I've got some feedback to my recent blogs ... mostly in the form of questions: so here are some (hopefully useful) answers.


Andrew asked about my thoughts on general compiler design. I'd sum it up in one phrase - Keep It Simple - break the compilation process into a series of small discreet steps. Don't have multi-thousand line functions that try to do 50 different tasks. It is much better to have 50 small function each of which does one very specific task. My ideal compiler would be a parser that builds a very rough AST and then runs a multitude of visitors over the tree gradually checking for errors and converting the tree to the final fully resolved form.

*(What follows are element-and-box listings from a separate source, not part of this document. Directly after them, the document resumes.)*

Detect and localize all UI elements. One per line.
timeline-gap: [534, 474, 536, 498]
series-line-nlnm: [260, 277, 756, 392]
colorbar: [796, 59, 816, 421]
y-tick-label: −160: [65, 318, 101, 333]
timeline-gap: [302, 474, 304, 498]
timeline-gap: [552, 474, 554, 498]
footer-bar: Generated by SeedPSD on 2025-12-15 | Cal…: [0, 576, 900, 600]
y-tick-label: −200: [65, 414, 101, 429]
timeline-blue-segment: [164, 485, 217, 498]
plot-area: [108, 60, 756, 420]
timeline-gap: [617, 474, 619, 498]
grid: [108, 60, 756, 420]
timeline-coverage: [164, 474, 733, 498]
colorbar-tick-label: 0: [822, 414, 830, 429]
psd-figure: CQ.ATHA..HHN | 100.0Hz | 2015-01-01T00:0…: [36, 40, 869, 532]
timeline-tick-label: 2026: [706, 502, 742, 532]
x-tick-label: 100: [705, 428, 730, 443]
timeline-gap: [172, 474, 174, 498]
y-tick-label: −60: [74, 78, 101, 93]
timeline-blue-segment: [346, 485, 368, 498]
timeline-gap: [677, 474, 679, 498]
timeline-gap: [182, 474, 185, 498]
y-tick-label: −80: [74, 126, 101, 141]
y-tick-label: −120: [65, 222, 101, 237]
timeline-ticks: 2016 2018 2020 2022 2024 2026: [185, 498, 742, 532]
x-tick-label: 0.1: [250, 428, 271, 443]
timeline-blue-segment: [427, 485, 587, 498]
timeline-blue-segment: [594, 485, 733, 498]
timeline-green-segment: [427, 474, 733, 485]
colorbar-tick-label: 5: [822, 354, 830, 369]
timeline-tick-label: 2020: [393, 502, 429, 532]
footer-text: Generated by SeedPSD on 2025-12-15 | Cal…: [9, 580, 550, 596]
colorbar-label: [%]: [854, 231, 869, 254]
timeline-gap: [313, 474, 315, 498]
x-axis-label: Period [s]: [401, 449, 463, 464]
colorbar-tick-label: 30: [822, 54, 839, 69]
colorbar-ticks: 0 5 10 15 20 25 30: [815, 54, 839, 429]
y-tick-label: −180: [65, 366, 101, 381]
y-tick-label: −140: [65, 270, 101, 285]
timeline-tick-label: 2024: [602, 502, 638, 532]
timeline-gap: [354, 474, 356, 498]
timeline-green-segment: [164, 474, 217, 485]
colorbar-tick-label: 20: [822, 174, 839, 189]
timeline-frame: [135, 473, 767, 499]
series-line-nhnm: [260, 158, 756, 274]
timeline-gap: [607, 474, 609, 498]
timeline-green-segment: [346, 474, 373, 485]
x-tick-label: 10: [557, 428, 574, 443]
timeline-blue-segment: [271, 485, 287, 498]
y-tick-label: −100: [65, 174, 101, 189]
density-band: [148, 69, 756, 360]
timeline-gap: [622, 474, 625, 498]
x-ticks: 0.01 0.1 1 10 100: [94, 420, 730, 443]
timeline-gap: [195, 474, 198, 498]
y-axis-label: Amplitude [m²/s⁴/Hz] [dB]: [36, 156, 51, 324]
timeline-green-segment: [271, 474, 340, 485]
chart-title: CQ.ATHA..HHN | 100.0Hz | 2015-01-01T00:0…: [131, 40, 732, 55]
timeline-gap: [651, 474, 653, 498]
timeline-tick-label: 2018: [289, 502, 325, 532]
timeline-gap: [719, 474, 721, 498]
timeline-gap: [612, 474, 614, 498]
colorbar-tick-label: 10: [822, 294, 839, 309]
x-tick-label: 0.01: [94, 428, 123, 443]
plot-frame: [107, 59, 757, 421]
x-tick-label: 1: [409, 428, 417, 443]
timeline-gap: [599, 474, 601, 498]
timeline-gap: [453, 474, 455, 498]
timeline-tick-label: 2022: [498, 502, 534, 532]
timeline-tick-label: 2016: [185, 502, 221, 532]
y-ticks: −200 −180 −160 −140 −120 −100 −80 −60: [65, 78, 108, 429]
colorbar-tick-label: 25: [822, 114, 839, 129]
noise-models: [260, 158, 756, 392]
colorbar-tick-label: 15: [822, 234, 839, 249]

Of course the one “problem” with this mult-pass approach is performance: you may end up with an extremely robust, correct, easily maintainable compiler but if it takes 30 minutes to compile Hello World then no one will use it. So as with lots of software problems there is a trade-off here: in this case it is the number of passes vs the complexity of each pass. But as the very least you should never have one pass that tries to do two tasks that have a strong chance of interfering with each other.


Matt and Phil asked what source code control system we use. We don't use Visual SourceSafe: though some teams at Microsoft do use it - I know that the MFC/ATL guys used it for quite a while and were very happy with it. A couple of years ago it was decided that Visual Studio should follow the NT model and create a unified source repository for all the source code that made up the product (up until this point each sub-team had looked after its own source code) - given that this includes 10'000s of files and millions of lines of code VSS was not really up to the task. So we use a source code control system called Source Depot.